Register for superannuation and understand your obligations

You must pay superannuation contributions for most employees. From 2026, the Superannuation Guarantee (SG) rate is 12% of ordinary time earnings, paid into a complying superannuation fund. Ordinary time earnings generally means the wages paid for ordinary hours, excluding overtime.

Before you can pay super, you need to:

- Check fund eligibility. Employees have the right to choose their own fund. You must provide a Standard Choice Form within 28 days of an employee starting. If they do not choose, you pay into their stapled super fund (determined by the ATO from their employment history) or, if none exists, your default fund.

- Register with a default fund. Choose a complying fund as your default for employees who do not nominate one.

- Pay on time. Contributions must be received by the fund at least quarterly — the due dates fall 28 days after each quarter end. Paying late means you may owe the Superannuation Guarantee Charge, which is more expensive than the standard contribution and is not tax-deductible.

Account for Medicare and study debt repayments

The Medicare levy is an additional 2% withheld from most employees' wages. It is built into the ATO's tax withholding tables, so if you are using the correct PAYG withholding rates, you are already accounting for it. Some employees with lower incomes may be exempt or receive a reduction — the TFN declaration and withholding variation forms handle this.

If an employee has a HECS/HELP study debt, you are also responsible for withholding additional amounts to cover their compulsory repayment. Employees with a study debt should indicate this on their TFN declaration. The repayment amount is calculated on a banded scale based on their repayment income, and the ATO's withholding tables account for it. Failing to withhold the correct HELP repayment amount does not fall on the employer financially, but it does create an unexpected tax bill for the employee — so getting this right matters.

Understand your obligations under the National Employment Standards

Registration is only part of the picture. Once you employ someone, the National Employment Standards (NES) set minimum entitlements that apply regardless of any contract or award. Relevant set-up obligations include:

- Annual leave. Full-time employees accrue four weeks of paid annual leave per year. Part-time employees accrue on a pro-rata basis. You need to track this from the first day of employment.

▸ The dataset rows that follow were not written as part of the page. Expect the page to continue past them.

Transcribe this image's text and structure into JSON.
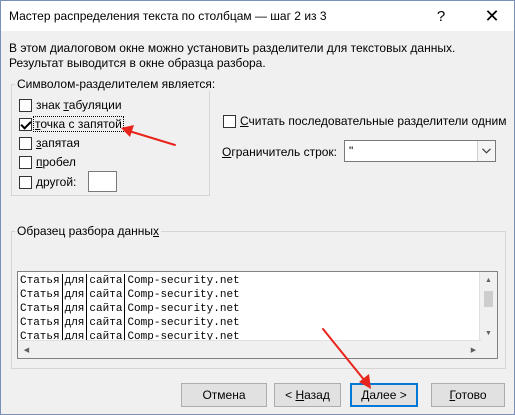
{
  "window": {
    "title": "Мастер распределения текста по столбцам — шаг 2 из 3",
    "help_glyph": "?",
    "close_glyph": "✕"
  },
  "description": "В этом диалоговом окне можно установить разделители для текстовых данных. Результат выводится в окне образца разбора.",
  "delimiters": {
    "legend": "Символом-разделителем является:",
    "items": [
      {
        "label_pre": "знак ",
        "label_u": "т",
        "label_post": "абуляции",
        "checked": false
      },
      {
        "label_pre": "",
        "label_u": "т",
        "label_post": "очка с запятой",
        "checked": true
      },
      {
        "label_pre": "",
        "label_u": "з",
        "label_post": "апятая",
        "checked": false
      },
      {
        "label_pre": "",
        "label_u": "п",
        "label_post": "робел",
        "checked": false
      },
      {
        "label_pre": "",
        "label_u": "д",
        "label_post": "ругой:",
        "checked": false
      }
    ],
    "other_value": ""
  },
  "consecutive": {
    "label_pre": "",
    "label_u": "С",
    "label_post": "читать последовательные разделители одним",
    "checked": false
  },
  "text_qualifier": {
    "label_pre": "",
    "label_u": "О",
    "label_post": "граничитель строк:",
    "value": "\""
  },
  "preview": {
    "legend_pre": "Образец разбора данны",
    "legend_u": "х",
    "rows": [
      [
        "Статья",
        "для",
        "сайта",
        "Comp-security.net"
      ],
      [
        "Статья",
        "для",
        "сайта",
        "Comp-security.net"
      ],
      [
        "Статья",
        "для",
        "сайта",
        "Comp-security.net"
      ],
      [
        "Статья",
        "для",
        "сайта",
        "Comp-security.net"
      ],
      [
        "Статья",
        "для",
        "сайта",
        "Comp-security.net"
      ]
    ]
  },
  "buttons": {
    "cancel": {
      "pre": "Отмена",
      "u": "",
      "post": ""
    },
    "back": {
      "pre": "< ",
      "u": "Н",
      "post": "азад"
    },
    "next": {
      "pre": "",
      "u": "Д",
      "post": "алее >"
    },
    "finish": {
      "pre": "",
      "u": "Г",
      "post": "отово"
    }
  },
  "colors": {
    "annotation_arrow": "#e8241c",
    "default_button_border": "#0078d7"
  }
}
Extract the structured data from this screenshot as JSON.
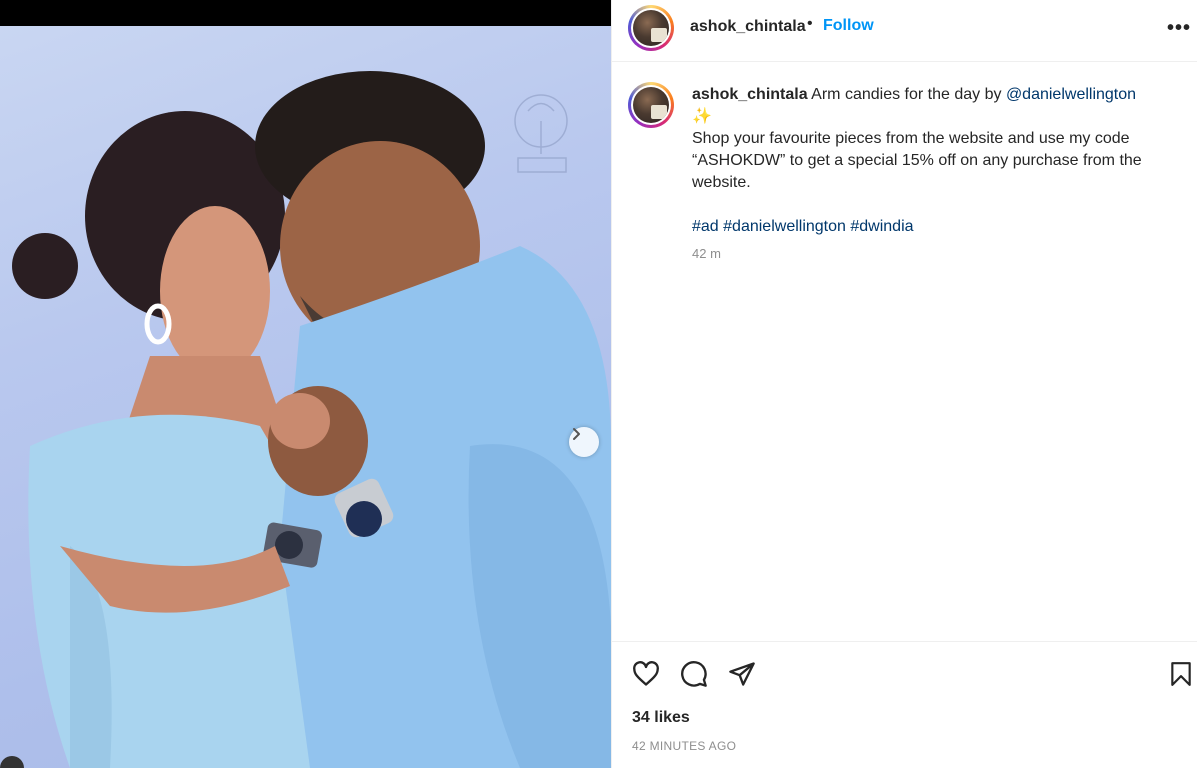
{
  "post": {
    "username": "ashok_chintala",
    "separator": "•",
    "follow_label": "Follow",
    "more_label": "•••",
    "caption": {
      "username": "ashok_chintala",
      "text_1": " Arm candies for the day by ",
      "mention": "@danielwellington",
      "emoji": "✨",
      "text_2": "Shop your favourite pieces from the website and use my code “ASHOKDW” to get a special 15% off on any purchase from the website.",
      "tags": [
        "#ad",
        "#danielwellington",
        "#dwindia"
      ]
    },
    "caption_time": "42 m",
    "likes": "34 likes",
    "posted_ago": "42 MINUTES AGO"
  },
  "icons": {
    "like": "heart-icon",
    "comment": "comment-icon",
    "share": "send-icon",
    "save": "bookmark-icon",
    "next": "chevron-right-icon",
    "more": "more-options-icon"
  },
  "colors": {
    "follow": "#0095f6",
    "link": "#00376b",
    "text": "#262626",
    "muted": "#8e8e8e",
    "photo_bg": "#b9c8ee"
  }
}
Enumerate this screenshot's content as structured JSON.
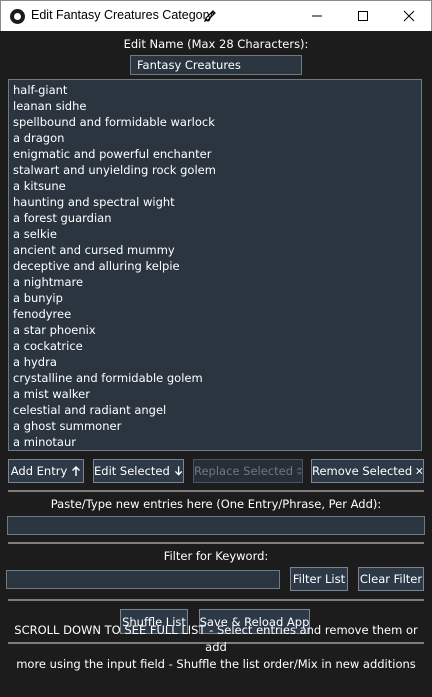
{
  "window": {
    "title": "Edit Fantasy Creatures Category",
    "title_icon": "pencil-icon",
    "controls": [
      "minimize-icon",
      "maximize-icon",
      "close-icon"
    ]
  },
  "edit_name": {
    "label": "Edit Name (Max 28 Characters):",
    "value": "Fantasy Creatures"
  },
  "entries": [
    "half-giant",
    "leanan sidhe",
    "spellbound and formidable warlock",
    "a dragon",
    "enigmatic and powerful enchanter",
    "stalwart and unyielding rock golem",
    "a kitsune",
    "haunting and spectral wight",
    "a forest guardian",
    "a selkie",
    "ancient and cursed mummy",
    "deceptive and alluring kelpie",
    "a nightmare",
    "a bunyip",
    "fenodyree",
    "a star phoenix",
    "a cockatrice",
    "a hydra",
    "crystalline and formidable golem",
    "a mist walker",
    "celestial and radiant angel",
    "a ghost summoner",
    "a minotaur"
  ],
  "actions": {
    "add": "Add Entry",
    "add_icon": "arrow-up-icon",
    "edit": "Edit Selected",
    "edit_icon": "arrow-down-icon",
    "replace": "Replace Selected",
    "replace_icon": "up-down-arrow-icon",
    "remove": "Remove Selected",
    "remove_icon": "x-icon"
  },
  "paste": {
    "label": "Paste/Type new entries here (One Entry/Phrase, Per Add):",
    "value": ""
  },
  "filter": {
    "label": "Filter for Keyword:",
    "value": "",
    "filter_button": "Filter List",
    "clear_button": "Clear Filter"
  },
  "bottom": {
    "shuffle": "Shuffle List",
    "save": "Save & Reload App"
  },
  "footer": {
    "line1": "SCROLL DOWN TO SEE FULL LIST - Select entries and remove them or add",
    "line2": "more using the input field - Shuffle the list order/Mix in new additions"
  },
  "colors": {
    "background": "#1c1c1c",
    "field": "#2b3540",
    "button": "#2d3946",
    "border": "#6f7a85",
    "titlebar": "#ffffff"
  }
}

- Redundancy pay. If you ever need to make a role redundant, a statutory scale applies based on years of continuous service. Small businesses (fewer than 15 employees) are exempt from the NES redundancy provisions, though you may still owe notice.

- Fair Work Information Statement. You are legally required to give every new employee a copy of the Fair Work Information Statement before or as soon as practicable after they start. Casual employees also receive a Casual Employment Information Statement.

These obligations sit underneath any modern award or enterprise agreement that may also apply to your workforce. Getting the set-up right from the start — registrations, STP, super fund selection, and NES documentation — is far easier than rectifying gaps after the fact.